Roadblocks to Visualization: Lack of Imaginative Play

In one of my favorite movies, Hook, Peter Banning, the former Peter Pan has grown into a rigid businessman. When he returns to Neverland, he has to complete many tasks to regain his inner-Pan. His adult brain struggles to enter the land of the lost boys. In one of my favorite scenes, the lost boys bring out empty pots and platters of food. The boys begin to voraciously eat out of these bowls. Peter looks totally baffled, until Tinker Bell reminds him that this used to be his favorite game. He begins to embrace his inner-child and begins imagining all of the food. “You’re doing it Peter,” the boys sing. Suddenly, a great feast is before him, and he is visualizing it all. This scene is a beautiful portrayal of childhood imagination at work.

It has been well established that play is critical to brain development in early childhood (Piaget 1962). The first five years of life is a critical time where play increases neural network formation (Kenney 2012). Even the earliest sensorimotor play encourages basic cognitive development (Piaget 1969).  One of Piaget’s studies discusses a very young child pretending to drink out of a box and then holding it to the mouth of others to drink from (Piaget 1962). The child is drawing on schema from her mind and then making the box a symbol for a drinking utensil. This shows that even basic pretend play is linked to drawing on schema and imagining.

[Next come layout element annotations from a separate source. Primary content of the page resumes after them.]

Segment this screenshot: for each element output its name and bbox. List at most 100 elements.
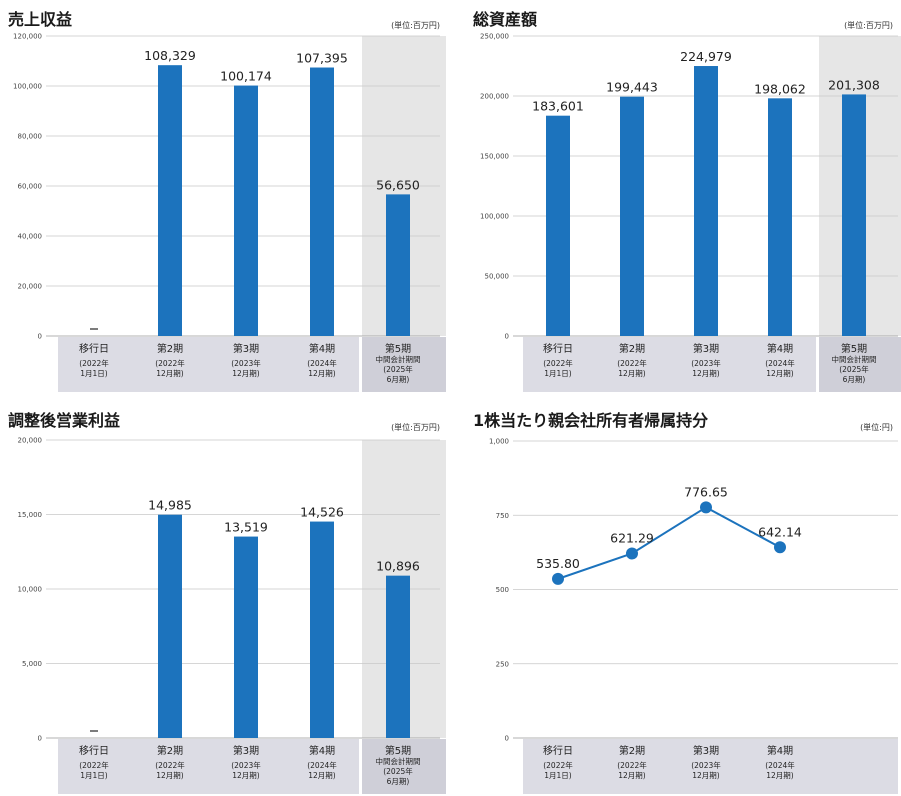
- x-category-label: 第4期: [309, 744, 335, 757]
- x-category-period: 12月期): [232, 369, 260, 378]
- y-tick-label: 750: [496, 512, 509, 520]
- x-category-period: 12月期): [692, 369, 720, 378]
- y-tick-label: 0: [505, 735, 509, 743]
- x-category-period: 1月1日): [80, 369, 108, 378]
- chart-panel-total-assets: 総資産額 (単位:百万円) 0 50,000 100,000 150,000 200,0…: [451, 0, 901, 398]
- data-label: 56,650: [376, 177, 420, 192]
- series-line: [557, 506, 781, 580]
- data-label: 107,395: [296, 51, 348, 66]
- x-category-year: (2022年: [543, 358, 573, 368]
- x-category-label: 第5期: [385, 342, 411, 355]
- y-tick-label: 15,000: [18, 511, 43, 519]
- data-point: [626, 547, 638, 560]
- data-point: [552, 572, 564, 585]
- x-category-sublabel: 中間会計期間: [376, 756, 421, 766]
- x-category-label: 第2期: [157, 342, 183, 355]
- x-category-year: (2023年: [231, 358, 261, 368]
- y-tick-label: 0: [38, 735, 42, 743]
- x-category-year: (2022年: [543, 760, 573, 770]
- data-label: 183,601: [532, 99, 584, 114]
- data-point: [774, 541, 786, 554]
- x-category-period: 6月期): [387, 777, 410, 786]
- y-tick-label: 5,000: [22, 660, 42, 668]
- y-tick-label: 10,000: [18, 586, 43, 594]
- x-category-year: (2024年: [307, 760, 337, 770]
- x-category-period: 6月期): [843, 375, 866, 384]
- x-category-year: (2023年: [691, 760, 721, 770]
- chart-panel-revenue: 売上収益 (単位:百万円) 0 20,000 40,000 60,000 80,000 1…: [0, 0, 450, 398]
- data-point: [700, 501, 712, 514]
- chart-equity-per-share: 02505007501,000移行日(2022年1月1日)第2期(2022年12…: [489, 438, 898, 794]
- data-label: 13,519: [224, 520, 268, 535]
- x-category-year: (2022年: [155, 358, 185, 368]
- x-category-label: 移行日: [543, 342, 573, 355]
- bar: [158, 514, 182, 738]
- y-tick-label: 60,000: [18, 183, 43, 191]
- x-category-label: 第3期: [693, 342, 719, 355]
- y-tick-label: 150,000: [480, 153, 509, 161]
- category-band: [58, 337, 359, 392]
- data-label: 14,526: [300, 505, 344, 520]
- chart-unit: (単位:円): [860, 423, 893, 432]
- x-category-period: 12月期): [618, 369, 646, 378]
- x-category-year: (2023年: [231, 760, 261, 770]
- x-category-period: 12月期): [156, 369, 184, 378]
- data-label: 621.29: [610, 530, 654, 545]
- chart-title: 売上収益: [8, 10, 73, 29]
- x-category-year: (2024年: [307, 358, 337, 368]
- x-category-period: 1月1日): [544, 771, 572, 780]
- chart-title: 総資産額: [473, 10, 538, 29]
- x-category-label: 第2期: [157, 744, 183, 757]
- bar: [386, 194, 410, 336]
- y-tick-label: 200,000: [480, 93, 509, 101]
- x-category-label: 第4期: [767, 744, 793, 757]
- data-label: 108,329: [144, 48, 196, 63]
- category-band: [58, 739, 359, 794]
- x-category-year: (2025年: [383, 364, 413, 374]
- y-tick-label: 250: [496, 660, 509, 668]
- y-tick-label: 100,000: [480, 213, 509, 221]
- chart-unit: (単位:百万円): [391, 21, 440, 30]
- x-category-label: 移行日: [543, 744, 573, 757]
- y-tick-label: 80,000: [18, 133, 43, 141]
- data-label: 201,308: [828, 77, 880, 92]
- x-category-label: 第3期: [233, 744, 259, 757]
- y-tick-label: 0: [505, 333, 509, 341]
- data-label: 100,174: [220, 69, 272, 84]
- chart-panel-equity-per-share: 1株当たり親会社所有者帰属持分 (単位:円) 0 250 500 750 1,000 移行…: [451, 400, 901, 796]
- y-tick-label: 50,000: [485, 273, 510, 281]
- chart-revenue: 0 20,000 40,000 60,000 80,000 100,000 120,000 移…: [13, 33, 446, 392]
- x-category-period: 1月1日): [80, 771, 108, 780]
- x-category-period: 12月期): [766, 771, 794, 780]
- x-category-period: 12月期): [308, 771, 336, 780]
- y-tick-label: 20,000: [18, 437, 43, 445]
- x-category-year: (2022年: [617, 760, 647, 770]
- x-category-sublabel: 中間会計期間: [376, 354, 421, 364]
- x-category-period: 6月期): [387, 375, 410, 384]
- data-label: 776.65: [684, 484, 728, 499]
- chart-unit: (単位:百万円): [844, 21, 893, 30]
- x-category-year: (2024年: [765, 760, 795, 770]
- category-band-highlight: [819, 337, 901, 392]
- x-category-year: (2025年: [839, 364, 869, 374]
- x-category-label: 第2期: [619, 744, 645, 757]
- x-category-period: 12月期): [232, 771, 260, 780]
- x-category-label: 第5期: [385, 744, 411, 757]
- x-category-year: (2025年: [383, 766, 413, 776]
- bar: [546, 115, 570, 336]
- chart-title: 調整後営業利益: [8, 411, 121, 430]
- y-tick-label: 100,000: [13, 83, 42, 91]
- x-category-year: (2022年: [79, 760, 109, 770]
- bar: [842, 94, 866, 337]
- chart-unit: (単位:百万円): [391, 423, 440, 432]
- y-tick-label: 0: [38, 333, 42, 341]
- x-category-year: (2024年: [765, 358, 795, 368]
- x-category-period: 1月1日): [544, 369, 572, 378]
- x-category-year: (2022年: [79, 358, 109, 368]
- data-label: 224,979: [680, 49, 732, 64]
- bar: [386, 575, 410, 738]
- data-label: 199,443: [606, 80, 658, 95]
- x-category-label: 移行日: [79, 744, 109, 757]
- x-category-label: 第5期: [841, 342, 867, 355]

Michele Root-Bernstein did an interesting study that showed that highly creative and intelligent individuals, such as Nobel Prize winners were much more likely to have engaged in deep imaginary play as children than the control group (Root-Bernstein 2012).

From a parental standpoint, I’m seeing these connections unfold before my eyes daily. Shortly after my daughter’s second birthday she began enjoying pretend play without any toys. One of her favorite games is to run to one side of the yard to “cook” all kinds of food for me, and then she runs them back. She spends a lot of time pretending to take orders, prepare food, and serve it. Truth be told, I love this game because I get to sit on my patio and drink coffee and there are no toys to clean up at the end! But, this simple game is actually a very powerful form of play. Her little mind is drawing on schema for all of the foods she describes in the game. I watch her pretend to put sprinkles on the cookies and syrup on the pancakes, and I can see her wheels turning. While independent reading may be years away, these games pave a path to good visualization.

Imaginative play, true to its name, allows children to imagine and form mental images. Kids have a natural knack for this type of play, but unfortunately some children may be in situations where this type of play is not fostered.  Many children in poverty may be facing challenges that impede the amount of time or materials they need to engage in quality play time (Milteer & Ginsburg 2012, Kenney 2012).

Teaching with Poverty in Mind discusses that children in low SES families have fewer play areas in their homes and have less access to toys or learning materials (Jensen 2009). While poverty is a factor in childhood play, it is definitely not the only factor. Other factors such as a single-parent home or the amount of time they are passively entertained by screens could be causing a decrease in children’s play (Kenney 2012). Whatever the case may be, some children have limited experiences with play, and it could affect their comprehension and visualization skills down the road.